What Is the General Data Protection Regulation and How Does It Affect Digital Nomads?
From the 25th May 2018 new European Union rules about personal data take effect. If you are a digital nomad sending customer newsletters and using a CRM (customer relationship management) system, you need to take additional care of how data is used and stored.
What Is the General Data Protection Regulation?
The General Data Protection Regulation (GDPR) is a piece of EU legislation for the protection of data and privacy, giving citizens more control over their personal data and more obligations to companies using personal data. You can find some information in the education portal for GDPR, however, other sources go more in detail so we will look at those as well.
Without wanting to sound too alarming, there’s no escape from GDPR, even if your company/activity is not based in the European Union. If your clients and suppliers are in the European Union, this legislation will affect you and failure to comply can result in heavy fines.
What the GDPR Means for You
If you hold customer data in a database, you have the responsibility to store it and manage it. The GDPR affects personal data of European Union citizens, regardless of where the data is being processed, therefore, it applies to non-EU countries too.
If you send customer newsletters, make sure you have positive consent. In other words, consent should not be implied but requires the individual to confirm, for example, their subscription to the newsletter. Individuals have the right to know what information you have about them and how you use it. They can send a request to find out what information is being held about them and you have 30 days to respond. They can also ask you to delete their data.
In the worst case scenario that your database gets compromised (for example, from hacking), you will need to report the accident within 72 hours to the relevant Information Commissioner’s Office. Non-compliance can be extremely costly. It is imperative to keep the data safe, because any data breach and negligence to comply with the GDPR attract a fine of up to €20 million or 4% of turnover, whichever is higher.
Most of the information available about how to comply with the GDPR is aimed at large organisations – advice includes appointing a data protection officer and conducting regular audits. For smaller companies and self-employed people, there are some useful guidelines, for example this checklist from the Information Commissioner’s Office in the UK.

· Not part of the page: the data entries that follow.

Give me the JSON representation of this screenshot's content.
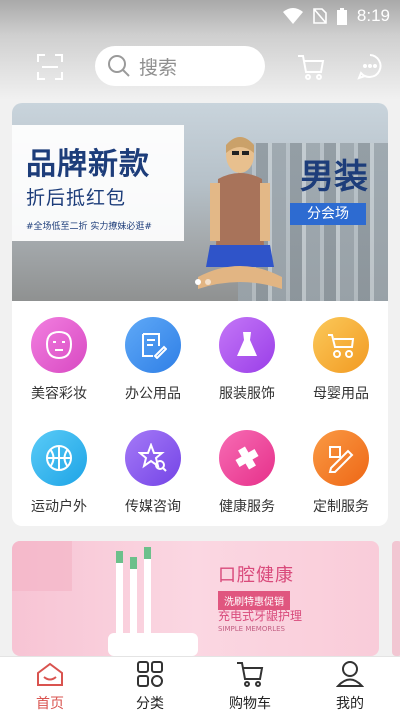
{
  "status": {
    "time": "8:19"
  },
  "header": {
    "search_placeholder": "搜索"
  },
  "banner": {
    "title": "品牌新款",
    "subtitle": "折后抵红包",
    "note": "#全场低至二折  实力撩妹必逛#",
    "right_title": "男装",
    "right_tag": "分会场"
  },
  "categories": [
    {
      "label": "美容彩妆",
      "icon": "face-mask-icon",
      "color": "#e85fd0"
    },
    {
      "label": "办公用品",
      "icon": "document-edit-icon",
      "color": "#3e8ff0"
    },
    {
      "label": "服装服饰",
      "icon": "dress-icon",
      "color": "#b356f0"
    },
    {
      "label": "母婴用品",
      "icon": "stroller-icon",
      "color": "#f6b13a"
    },
    {
      "label": "运动户外",
      "icon": "basketball-icon",
      "color": "#33b6f0"
    },
    {
      "label": "传媒咨询",
      "icon": "star-search-icon",
      "color": "#8d5cf0"
    },
    {
      "label": "健康服务",
      "icon": "health-cross-icon",
      "color": "#f0479f"
    },
    {
      "label": "定制服务",
      "icon": "pencil-ruler-icon",
      "color": "#f47a24"
    }
  ],
  "promo": {
    "title": "口腔健康",
    "badge": "洗刷特惠促销",
    "line": "充电式牙龈护理",
    "small": "SIMPLE MEMORLES"
  },
  "tabs": [
    {
      "label": "首页",
      "icon": "home-icon",
      "active": true
    },
    {
      "label": "分类",
      "icon": "grid-icon",
      "active": false
    },
    {
      "label": "购物车",
      "icon": "cart-icon",
      "active": false
    },
    {
      "label": "我的",
      "icon": "user-icon",
      "active": false
    }
  ]
}
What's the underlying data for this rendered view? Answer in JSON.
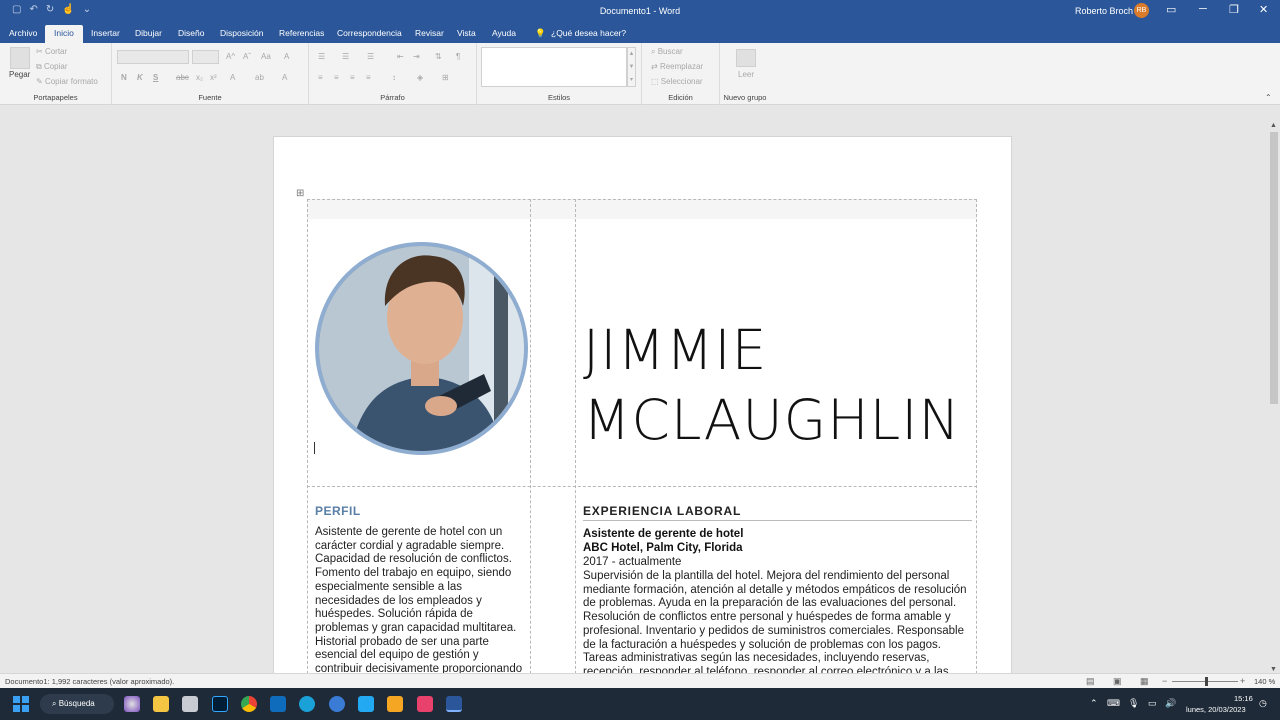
{
  "titlebar": {
    "document_title": "Documento1 - Word",
    "user_name": "Roberto Broch",
    "avatar_initials": "RB",
    "min": "─",
    "restore": "❐",
    "close": "✕",
    "ribbon_display": "▭"
  },
  "tabs": [
    "Archivo",
    "Inicio",
    "Insertar",
    "Dibujar",
    "Diseño",
    "Disposición",
    "Referencias",
    "Correspondencia",
    "Revisar",
    "Vista",
    "Ayuda"
  ],
  "tell_me": "¿Qué desea hacer?",
  "ribbon": {
    "clipboard": {
      "paste": "Pegar",
      "cut": "Cortar",
      "copy": "Copiar",
      "format_painter": "Copiar formato",
      "label": "Portapapeles"
    },
    "font": {
      "label": "Fuente",
      "bold": "N",
      "italic": "K",
      "underline": "S",
      "strike": "abc",
      "sub": "x₂",
      "sup": "x²",
      "grow": "A^",
      "shrink": "Aˇ",
      "case": "Aa",
      "clear": "A",
      "effects": "A",
      "highlight": "ab",
      "color": "A"
    },
    "paragraph": {
      "label": "Párrafo",
      "show": "¶"
    },
    "styles": {
      "label": "Estilos"
    },
    "editing": {
      "label": "Edición",
      "find": "Buscar",
      "replace": "Reemplazar",
      "select": "Seleccionar"
    },
    "custom": {
      "label": "Nuevo grupo",
      "read": "Leer"
    }
  },
  "document": {
    "name_line1": "JIMMIE",
    "name_line2": "MCLAUGHLIN",
    "profile_heading": "PERFIL",
    "profile_text": "Asistente de gerente de hotel con un carácter cordial y agradable siempre. Capacidad de resolución de conflictos. Fomento del trabajo en equipo, siendo especialmente sensible a las necesidades de los empleados y huéspedes. Solución rápida de problemas y gran capacidad multitarea. Historial probado de ser una parte esencial del equipo de gestión y contribuir decisivamente proporcionando soluciones efectivas que producen un",
    "experience_heading": "EXPERIENCIA LABORAL",
    "job_title": "Asistente de gerente de hotel",
    "job_company": "ABC Hotel, Palm City, Florida",
    "job_dates": "2017 - actualmente",
    "job_description": "Supervisión de la plantilla del hotel. Mejora del rendimiento del personal mediante formación, atención al detalle y métodos empáticos de resolución de problemas. Ayuda en la preparación de las evaluaciones del personal. Resolución de conflictos entre personal y huéspedes de forma amable y profesional. Inventario y pedidos de suministros comerciales. Responsable de la facturación a huéspedes y solución de problemas con los pagos. Tareas administrativas según las necesidades, incluyendo reservas, recepción, responder al teléfono, responder al correo electrónico y a las consultas en redes sociales."
  },
  "status": {
    "word_count": "Documento1: 1,992 caracteres (valor aproximado).",
    "zoom": "140 %"
  },
  "taskbar": {
    "search": "Búsqueda",
    "time": "15:16",
    "date": "lunes, 20/03/2023"
  },
  "colors": {
    "word_blue": "#2b579a",
    "accent_heading": "#5a7fa6",
    "photo_border": "#8fadd0"
  }
}
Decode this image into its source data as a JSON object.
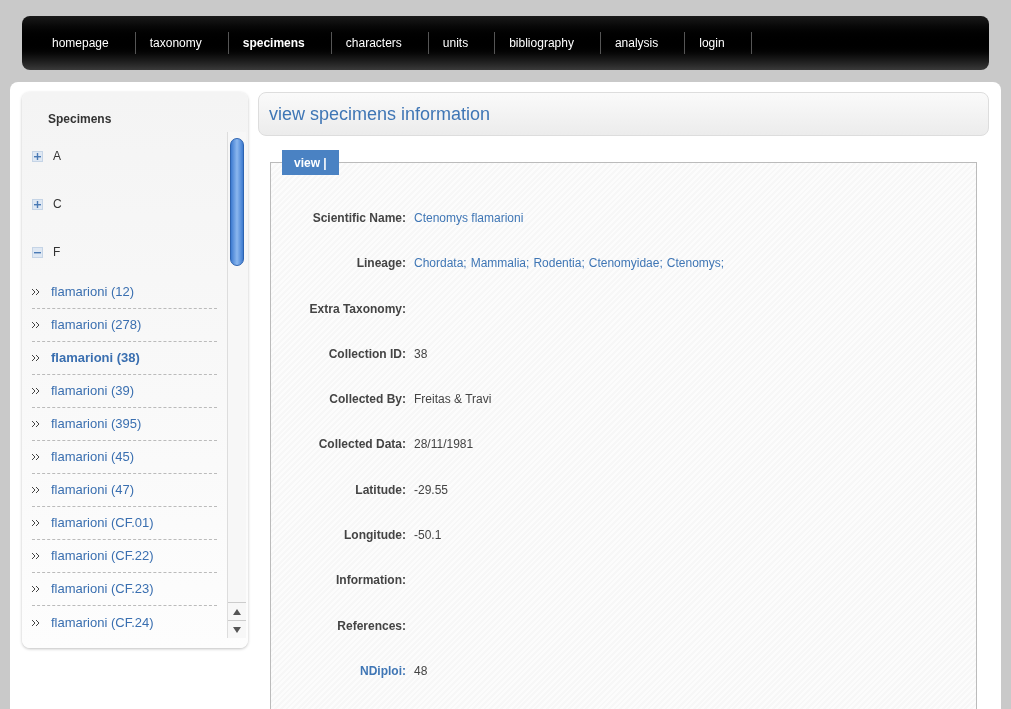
{
  "nav": [
    {
      "label": "homepage",
      "selected": false
    },
    {
      "label": "taxonomy",
      "selected": false
    },
    {
      "label": "specimens",
      "selected": true
    },
    {
      "label": "characters",
      "selected": false
    },
    {
      "label": "units",
      "selected": false
    },
    {
      "label": "bibliography",
      "selected": false
    },
    {
      "label": "analysis",
      "selected": false
    },
    {
      "label": "login",
      "selected": false
    }
  ],
  "sidebar": {
    "title": "Specimens",
    "groups": [
      {
        "label": "A",
        "expanded": false
      },
      {
        "label": "C",
        "expanded": false
      },
      {
        "label": "F",
        "expanded": true,
        "children": [
          {
            "label": "flamarioni (12)",
            "selected": false
          },
          {
            "label": "flamarioni (278)",
            "selected": false
          },
          {
            "label": "flamarioni (38)",
            "selected": true
          },
          {
            "label": "flamarioni (39)",
            "selected": false
          },
          {
            "label": "flamarioni (395)",
            "selected": false
          },
          {
            "label": "flamarioni (45)",
            "selected": false
          },
          {
            "label": "flamarioni (47)",
            "selected": false
          },
          {
            "label": "flamarioni (CF.01)",
            "selected": false
          },
          {
            "label": "flamarioni (CF.22)",
            "selected": false
          },
          {
            "label": "flamarioni (CF.23)",
            "selected": false
          },
          {
            "label": "flamarioni (CF.24)",
            "selected": false
          }
        ]
      }
    ]
  },
  "main": {
    "title": "view specimens information",
    "tab": "view |",
    "fields": [
      {
        "label": "Scientific Name:",
        "label_link": false,
        "value_link": true,
        "values": [
          "Ctenomys flamarioni"
        ]
      },
      {
        "label": "Lineage:",
        "label_link": false,
        "value_link": true,
        "values": [
          "Chordata;",
          "Mammalia;",
          "Rodentia;",
          "Ctenomyidae;",
          "Ctenomys;"
        ]
      },
      {
        "label": "Extra Taxonomy:",
        "label_link": false
      },
      {
        "label": "Collection ID:",
        "label_link": false,
        "value_link": false,
        "values": [
          "38"
        ]
      },
      {
        "label": "Collected By:",
        "label_link": false,
        "value_link": false,
        "values": [
          "Freitas & Travi"
        ]
      },
      {
        "label": "Collected Data:",
        "label_link": false,
        "value_link": false,
        "values": [
          "28/11/1981"
        ]
      },
      {
        "label": "Latitude:",
        "label_link": false,
        "value_link": false,
        "values": [
          "-29.55"
        ]
      },
      {
        "label": "Longitude:",
        "label_link": false,
        "value_link": false,
        "values": [
          "-50.1"
        ]
      },
      {
        "label": "Information:",
        "label_link": false
      },
      {
        "label": "References:",
        "label_link": false
      },
      {
        "label": "NDiploi:",
        "label_link": true,
        "value_link": false,
        "values": [
          "48"
        ]
      }
    ]
  }
}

For digital nomads holding customer data, here are some guidelines:
- be prepared for requests from users to know what information is held about them
- write a document explaining how you are processing and storing personal data
- review how you obtained consent to be added to the customer database – send an opt-in link to resubscribe
- have procedures in place in the event of a data breach
Data controllers must be able to provide documentation to prove they are handling data correctly.
Ensure your website has a privacy notice that is easy to find and to understand: avoid jargon and keep the language simple.
The rules also include the right to be forgotten – i.e., the right to request that your data is deleted. In this example from the banking industry, the user may request that the personal data is no longer processed and stored (they withdraw their consent).
How Not To Implement the GDPR
If you browse for non-EU based companies, you will find that some of them decided to avoid the GDPR implementation altogether by not allowing access to their websites to IP addresses from EU countries. In other words, they limited their web content to non-EU countries, so that they don’t need to process personal information from those regions. However, this would not protect these companies from data breaches – it would only mean that they would not need to pay a fine of up to € 20 million if the compromised data belongs to EU citizens.
Please pay attention to subscribers who have responded to your emails deciding to unsubscribe: some companies have continued contacting them (I talk from personal experience after receiving emails when I had unsubscribed) either asking them to re-opt in or continuing sending marketing communications. Other companies have sent text messages after people have unsubscribed from marketing communications. This is not how to implement GDPR.
This article does not constitute professional advice but it summarises available information.